I imagine the fiercest embrace in the history of hugs. One even our Holy Hugger, Angela, could not rival.
It was an embrace that felt like coming home.
Perhaps by then the sun was rising. Long shadows forming across the ground. A city waking up. An empty tomb and a risen Christ. "Mary, don't have to hold onto me. I'm here. Go tell the others."
And... she went. A different kind of stunned on this walk to the city. Disbelief even. Jesus called my name? Wanted me? My voice? Declaring his name? Me. Perhaps still wondering at the words as they form in her mouth, she declares, “.....I have seen the LORD!” If you did not know the end of the story, could you have guessed it? And when Christ called your name and brought you to this place, could you have guessed it? From the first splash of baptismal water to this moment, here in this chapel, I am continually surprised. Jesus called my name? Wanted me? My voice? Declaring God's name? Me.
And there have been times I have doubted that. Friends who have told me I am a woman like that will suddenly change my mind about doing ministry! Strangers who have dismissed me from their hospital rooms. Parishioners who have not enjoyed my tattoos as much as others. One friend who told me that surely I had made up my call and read into the scriptures what I wanted to read. Another friend who is praying for my soul because I support people of all sexual orientations and gender identities. People who have turned a deaf ear on my words simply because of who I am.
And I watch people silence my friends and colleagues in underhanded or outright ways and my heart weeps. Because we know that in our stories, sometimes we are just like Mary. Wandering. Looking for direction. Hope. And there Jesus is. Calling our names. God has called us each by name. And despite our voices that are sometimes presumed unfit, we still declare Christ is Risen! He is risen indeed! Alleluia!

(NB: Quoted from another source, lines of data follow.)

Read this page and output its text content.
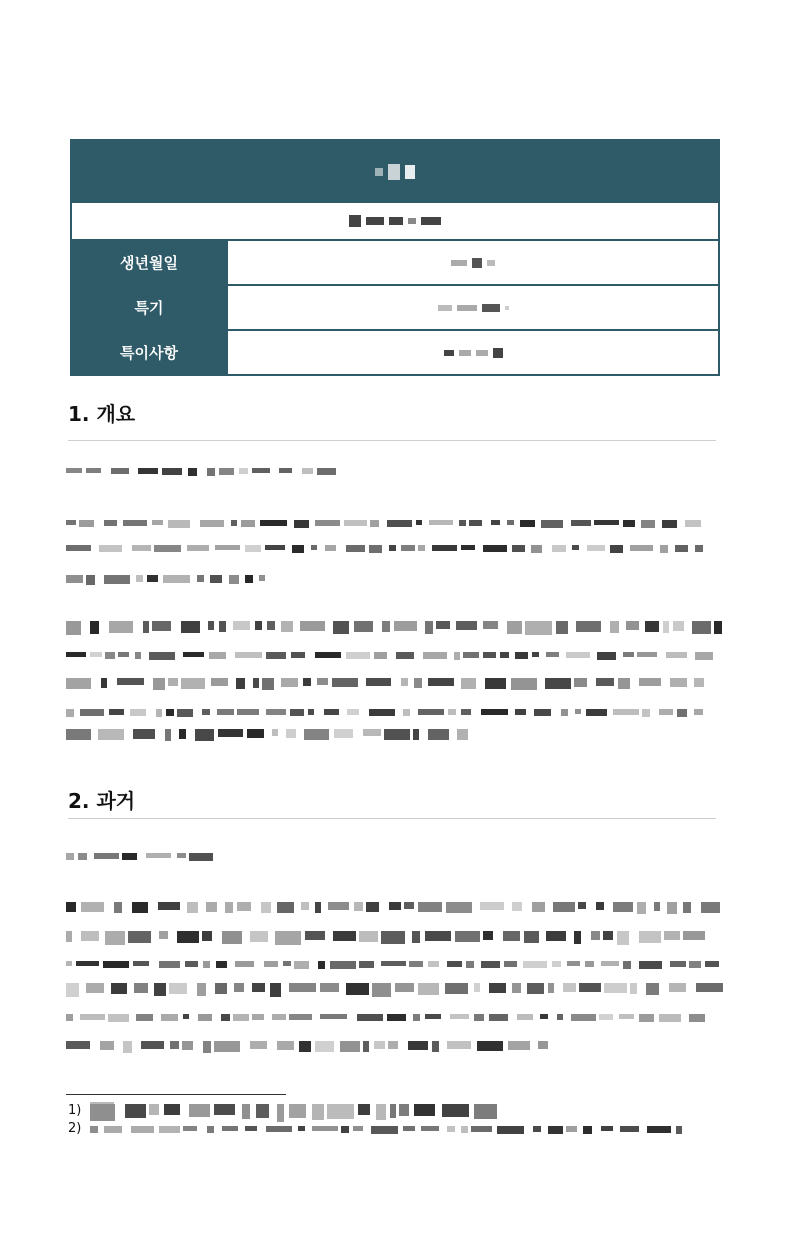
생년월일
특기
특이사항
1. 개요
2. 과거
1)
2)
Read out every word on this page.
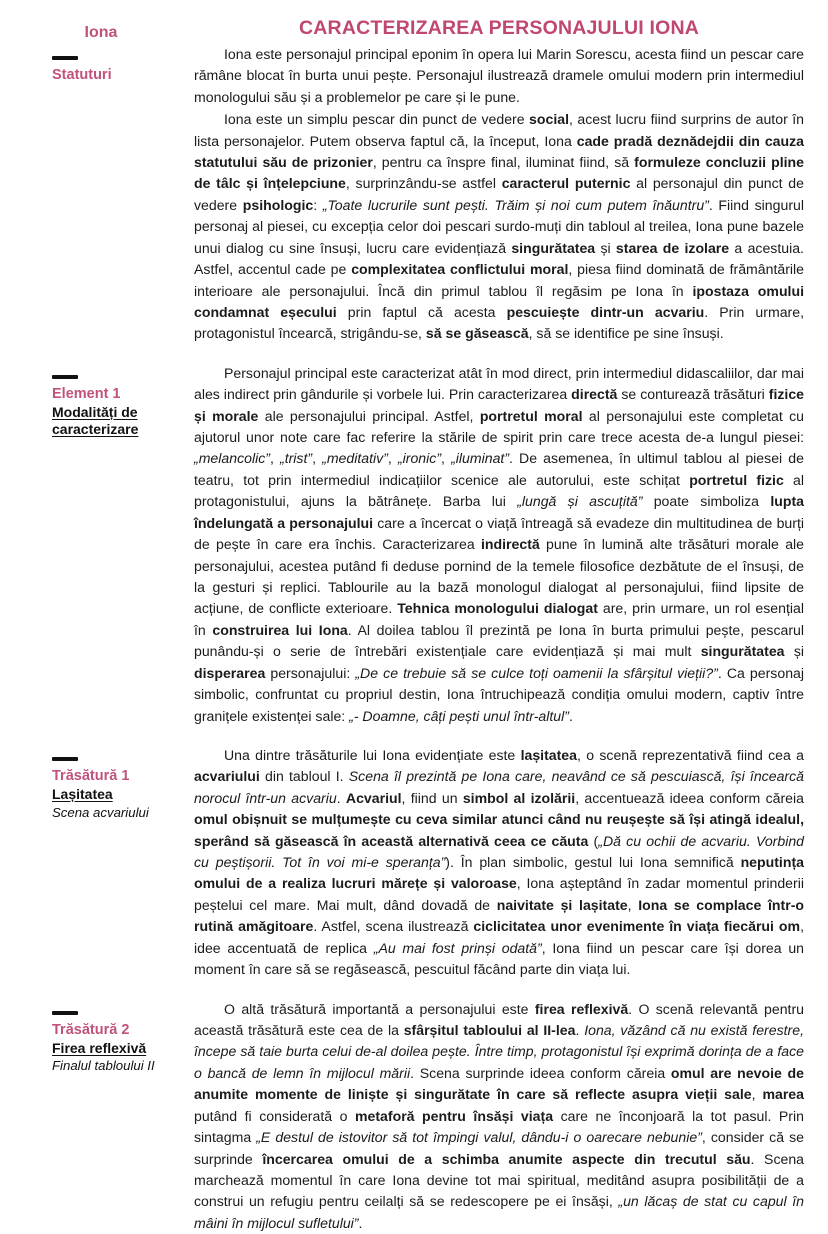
Iona	CARACTERIZAREA PERSONAJULUI IONA
Statuturi

Iona este personajul principal eponim în opera lui Marin Sorescu, acesta fiind un pescar care rămâne blocat în burta unui pește. Personajul ilustrează dramele omului modern prin intermediul monologului său și a problemelor pe care și le pune.

Iona este un simplu pescar din punct de vedere social, acest lucru fiind surprins de autor în lista personajelor. Putem observa faptul că, la început, Iona cade pradă deznădejdii din cauza statutului său de prizonier, pentru ca înspre final, iluminat fiind, să formuleze concluzii pline de tâlc și înțelepciune, surprinzându-se astfel caracterul puternic al personajul din punct de vedere psihologic: „Toate lucrurile sunt pești. Trăim și noi cum putem înăuntru”. Fiind singurul personaj al piesei, cu excepția celor doi pescari surdo-muți din tabloul al treilea, Iona pune bazele unui dialog cu sine însuși, lucru care evidențiază singurătatea și starea de izolare a acestuia. Astfel, accentul cade pe complexitatea conflictului moral, piesa fiind dominată de frământările interioare ale personajului. Încă din primul tablou îl regăsim pe Iona în ipostaza omului condamnat eșecului prin faptul că acesta pescuiește dintr-un acvariu. Prin urmare, protagonistul încearcă, strigându-se, să se găsească, să se identifice pe sine însuși.

Element 1
Modalități de caracterizare

Personajul principal este caracterizat atât în mod direct, prin intermediul didascaliilor, dar mai ales indirect prin gândurile și vorbele lui. Prin caracterizarea directă se conturează trăsături fizice și morale ale personajului principal. Astfel, portretul moral al personajului este completat cu ajutorul unor note care fac referire la stările de spirit prin care trece acesta de-a lungul piesei: „melancolic”, „trist”, „meditativ”, „ironic”, „iluminat”. De asemenea, în ultimul tablou al piesei de teatru, tot prin intermediul indicațiilor scenice ale autorului, este schițat portretul fizic al protagonistului, ajuns la bătrânețe. Barba lui „lungă și ascuțită” poate simboliza lupta îndelungată a personajului care a încercat o viață întreagă să evadeze din multitudinea de burți de pește în care era închis. Caracterizarea indirectă pune în lumină alte trăsături morale ale personajului, acestea putând fi deduse pornind de la temele filosofice dezbătute de el însuși, de la gesturi și replici. Tablourile au la bază monologul dialogat al personajului, fiind lipsite de acțiune, de conflicte exterioare. Tehnica monologului dialogat are, prin urmare, un rol esențial în construirea lui Iona. Al doilea tablou îl prezintă pe Iona în burta primului pește, pescarul punându-și o serie de întrebări existențiale care evidențiază și mai mult singurătatea și disperarea personajului: „De ce trebuie să se culce toți oamenii la sfârșitul vieții?”. Ca personaj simbolic, confruntat cu propriul destin, Iona întruchipează condiția omului modern, captiv între granițele existenței sale: „- Doamne, câți pești unul într-altul”.

Trăsătură 1
Lașitatea
Scena acvariului

Una dintre trăsăturile lui Iona evidențiate este lașitatea, o scenă reprezentativă fiind cea a acvariului din tabloul I. Scena îl prezintă pe Iona care, neavând ce să pescuiască, își încearcă norocul într-un acvariu. Acvariul, fiind un simbol al izolării, accentuează ideea conform căreia omul obișnuit se mulțumește cu ceva similar atunci când nu reușește să își atingă idealul, sperând să găsească în această alternativă ceea ce căuta („Dă cu ochii de acvariu. Vorbind cu peștișorii. Tot în voi mi-e speranța”). În plan simbolic, gestul lui Iona semnifică neputința omului de a realiza lucruri mărețe și valoroase, Iona așteptând în zadar momentul prinderii peștelui cel mare. Mai mult, dând dovadă de naivitate și lașitate, Iona se complace într-o rutină amăgitoare. Astfel, scena ilustrează ciclicitatea unor evenimente în viața fiecărui om, idee accentuată de replica „Au mai fost prinși odată”, Iona fiind un pescar care își dorea un moment în care să se regăsească, pescuitul făcând parte din viața lui.

Trăsătură 2
Firea reflexivă
Finalul tabloului II

O altă trăsătură importantă a personajului este firea reflexivă. O scenă relevantă pentru această trăsătură este cea de la sfârșitul tabloului al II-lea. Iona, văzând că nu există ferestre, începe să taie burta celui de-al doilea pește. Între timp, protagonistul își exprimă dorința de a face o bancă de lemn în mijlocul mării. Scena surprinde ideea conform căreia omul are nevoie de anumite momente de liniște și singurătate în care să reflecte asupra vieții sale, marea putând fi considerată o metaforă pentru însăși viața care ne înconjoară la tot pasul. Prin sintagma „E destul de istovitor să tot împingi valul, dându-i o oarecare nebunie”, consider că se surprinde încercarea omului de a schimba anumite aspecte din trecutul său. Scena marchează momentul în care Iona devine tot mai spiritual, meditând asupra posibilității de a construi un refugiu pentru ceilalți să se redescopere pe ei însăși, „un lăcaș de stat cu capul în mâini în mijlocul sufletului”.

There are days we forget. Days we cannot shout or even whisper. Days when it does no good to talk because our voices have been ignored or silenced. Days when, for whatever reason, the good news is not on our hearts. And on these days, in these moments...... others shout for us. And the risen Christ STILL calls our name. Still calls to us in the darkness. Still embraces us.
We may linger in that darkness for days, wandering and wondering. But Jesus always finds us. Even on the margins, on the edge of life, at our lowest, at our most frantic and panicked. Restores us with a single word. A name. Our name.
And for this Risen Christ that knows us by name, we shout, loudly, perhaps with fresh tears of surprise in our eyes and that lingering embrace of peace around us, that Christ is Risen! He is risen indeed, Alleluia!